慶応大や京都大など国内の8研究機関で作る共同研究グループ「コロナ制圧タスクフォース」は17日、日本人が新型コロナウイルスで重症化する遺伝子を特定したと発表した。免疫に関わる遺伝子で、配列の近くに特定の変異を持つと、65歳未満の患者では重症化リスクが約2倍高くなっていた。
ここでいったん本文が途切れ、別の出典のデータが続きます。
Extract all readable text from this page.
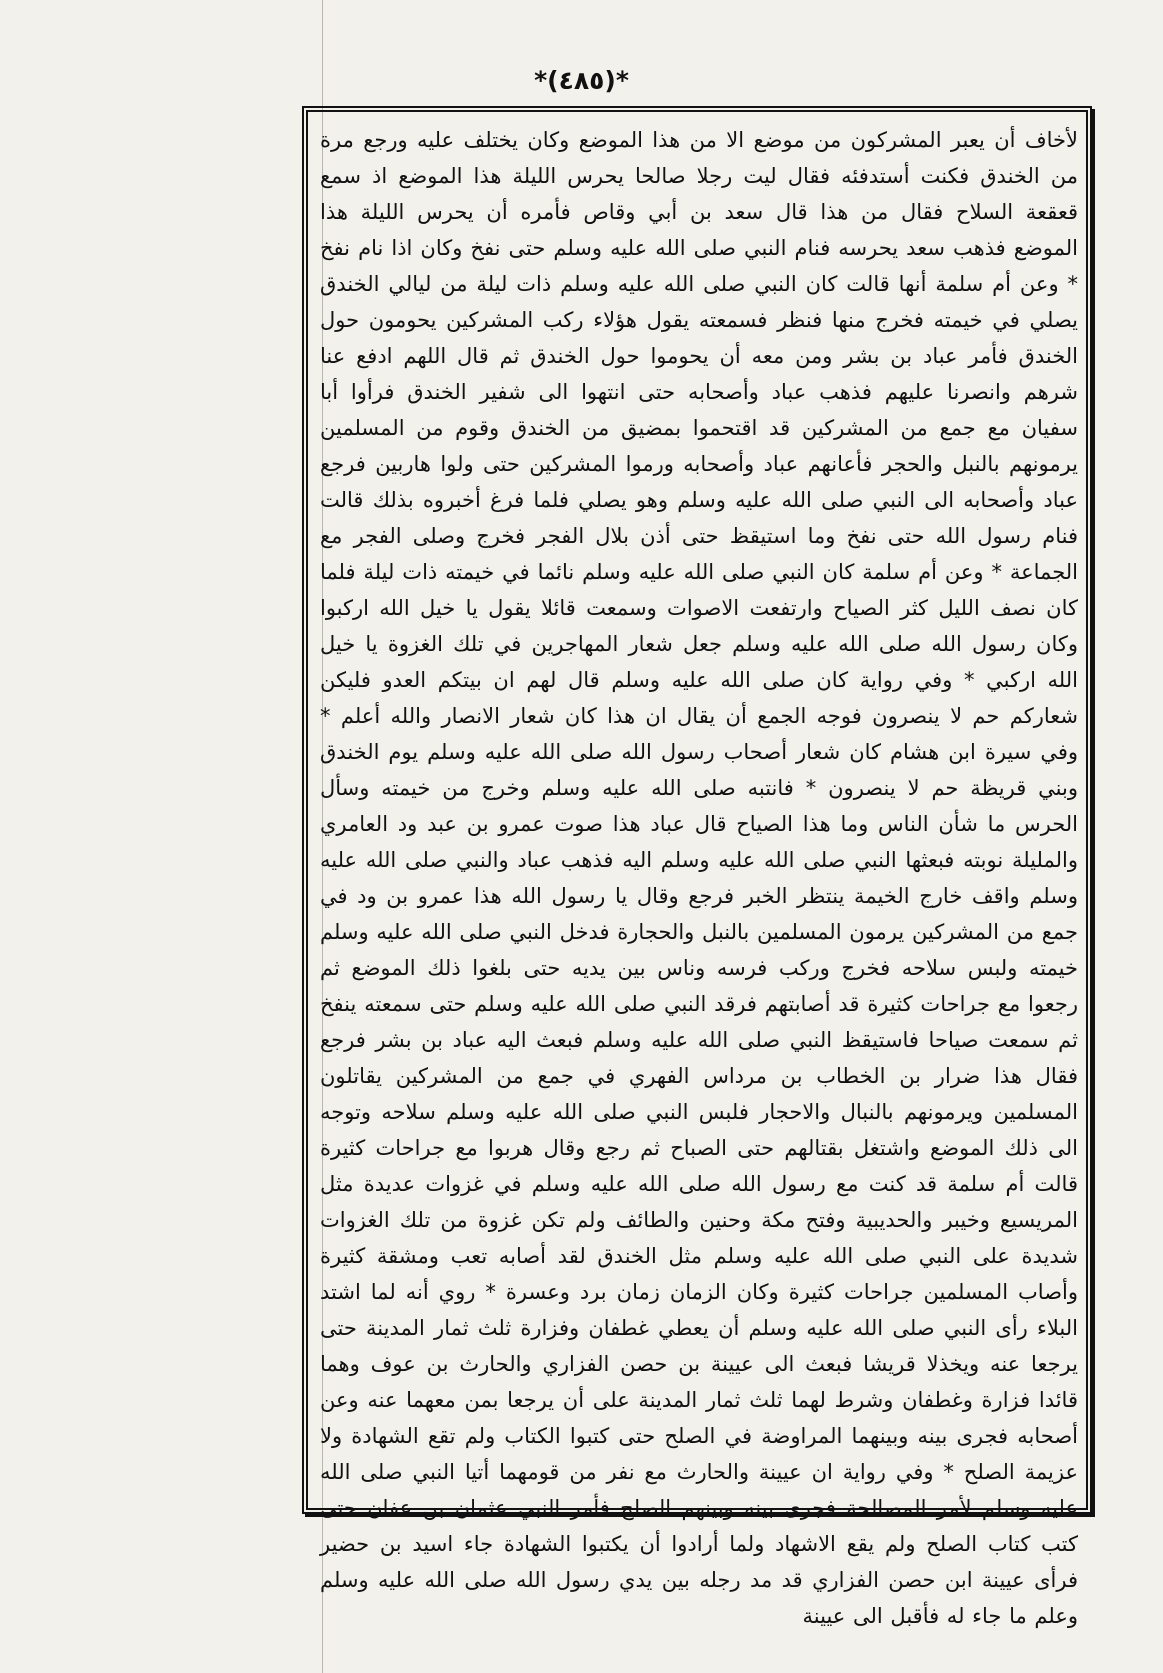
*(٤٨٥)*
لأخاف أن يعبر المشركون من موضع الا من هذا الموضع وكان يختلف عليه ورجع مرة من الخندق فكنت أستدفئه فقال ليت رجلا صالحا يحرس الليلة هذا الموضع اذ سمع قعقعة السلاح فقال من هذا قال سعد بن أبي وقاص فأمره أن يحرس الليلة هذا الموضع فذهب سعد يحرسه فنام النبي صلى الله عليه وسلم حتى نفخ وكان اذا نام نفخ * وعن أم سلمة أنها قالت كان النبي صلى الله عليه وسلم ذات ليلة من ليالي الخندق يصلي في خيمته فخرج منها فنظر فسمعته يقول هؤلاء ركب المشركين يحومون حول الخندق فأمر عباد بن بشر ومن معه أن يحوموا حول الخندق ثم قال اللهم ادفع عنا شرهم وانصرنا عليهم فذهب عباد وأصحابه حتى انتهوا الى شفير الخندق فرأوا أبا سفيان مع جمع من المشركين قد اقتحموا بمضيق من الخندق وقوم من المسلمين يرمونهم بالنبل والحجر فأعانهم عباد وأصحابه ورموا المشركين حتى ولوا هاربين فرجع عباد وأصحابه الى النبي صلى الله عليه وسلم وهو يصلي فلما فرغ أخبروه بذلك قالت فنام رسول الله حتى نفخ وما استيقظ حتى أذن بلال الفجر فخرج وصلى الفجر مع الجماعة * وعن أم سلمة كان النبي صلى الله عليه وسلم نائما في خيمته ذات ليلة فلما كان نصف الليل كثر الصياح وارتفعت الاصوات وسمعت قائلا يقول يا خيل الله اركبوا وكان رسول الله صلى الله عليه وسلم جعل شعار المهاجرين في تلك الغزوة يا خيل الله اركبي * وفي رواية كان صلى الله عليه وسلم قال لهم ان بيتكم العدو فليكن شعاركم حم لا ينصرون فوجه الجمع أن يقال ان هذا كان شعار الانصار والله أعلم * وفي سيرة ابن هشام كان شعار أصحاب رسول الله صلى الله عليه وسلم يوم الخندق وبني قريظة حم لا ينصرون * فانتبه صلى الله عليه وسلم وخرج من خيمته وسأل الحرس ما شأن الناس وما هذا الصياح قال عباد هذا صوت عمرو بن عبد ود العامري والمليلة نوبته فبعثها النبي صلى الله عليه وسلم اليه فذهب عباد والنبي صلى الله عليه وسلم واقف خارج الخيمة ينتظر الخبر فرجع وقال يا رسول الله هذا عمرو بن ود في جمع من المشركين يرمون المسلمين بالنبل والحجارة فدخل النبي صلى الله عليه وسلم خيمته ولبس سلاحه فخرج وركب فرسه وناس بين يديه حتى بلغوا ذلك الموضع ثم رجعوا مع جراحات كثيرة قد أصابتهم فرقد النبي صلى الله عليه وسلم حتى سمعته ينفخ ثم سمعت صياحا فاستيقظ النبي صلى الله عليه وسلم فبعث اليه عباد بن بشر فرجع فقال هذا ضرار بن الخطاب بن مرداس الفهري في جمع من المشركين يقاتلون المسلمين ويرمونهم بالنبال والاحجار فلبس النبي صلى الله عليه وسلم سلاحه وتوجه الى ذلك الموضع واشتغل بقتالهم حتى الصباح ثم رجع وقال هربوا مع جراحات كثيرة قالت أم سلمة قد كنت مع رسول الله صلى الله عليه وسلم في غزوات عديدة مثل المريسيع وخيبر والحديبية وفتح مكة وحنين والطائف ولم تكن غزوة من تلك الغزوات شديدة على النبي صلى الله عليه وسلم مثل الخندق لقد أصابه تعب ومشقة كثيرة وأصاب المسلمين جراحات كثيرة وكان الزمان زمان برد وعسرة * روي أنه لما اشتد البلاء رأى النبي صلى الله عليه وسلم أن يعطي غطفان وفزارة ثلث ثمار المدينة حتى يرجعا عنه ويخذلا قريشا فبعث الى عيينة بن حصن الفزاري والحارث بن عوف وهما قائدا فزارة وغطفان وشرط لهما ثلث ثمار المدينة على أن يرجعا بمن معهما عنه وعن أصحابه فجرى بينه وبينهما المراوضة في الصلح حتى كتبوا الكتاب ولم تقع الشهادة ولا عزيمة الصلح * وفي رواية ان عيينة والحارث مع نفر من قومهما أتيا النبي صلى الله عليه وسلم لأمر المصالحة فجرى بينه وبينهم الصلح فأمر النبي عثمان بن عفان حتى كتب كتاب الصلح ولم يقع الاشهاد ولما أرادوا أن يكتبوا الشهادة جاء اسيد بن حضير فرأى عيينة ابن حصن الفزاري قد مد رجله بين يدي رسول الله صلى الله عليه وسلم وعلم ما جاء له فأقبل الى عيينة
研究チームは全国100以上の医療機関と連携し、昨年5月から新型コロナ患者の血液を採取。約2400人分についてゲノム(全遺伝情報)解析を行い、重症化に関係している遺伝子の特定を進めてきた。その結果、免疫の働きに関わる「DOCK2」と呼ばれる遺伝子が関わっていることを突き止めた。
DOCK2は免疫細胞の働きを制御するタンパク質。65歳未満の重症者440人と健常者2377人を比較したところ、DOCK2遺伝子の近くに特定の変異を持っていた場合、重症化リスクが約2倍高まっていることが分かったという。このタイプの変異は日本人の約20%が持つが、欧米人にはほぼないという。また、こうした数値の違いは、他の遺伝子では見つからなかった。
研究グループ代表の慶応大の金井隆典教授は「変異による機能の違いが(過剰な免疫反応を起こし重症化の原因となる)サイトカインストームの起こしやすさに関係しているのではないか」と指摘。「DOCK2がウイルス感染に中心的な役割を果たしていることが明らかになれば、創薬につなげられるかもしれない」と話す。
またゲノム解析では、65歳未満の場合、O型が最も重症化リスクが低く、O型と比べてAB型は約1・6倍、A型とB型は約1・2倍リスクが高かった。
研究グループが参加する国際共同研究では、欧米人を中心とした世界約4万6千人の患者を対象に重症化因子を調査しており、DOCK2とは別に約15の遺伝子を特定。グループによると、このうち約半数が日本人にも重症化のリスクがあるという。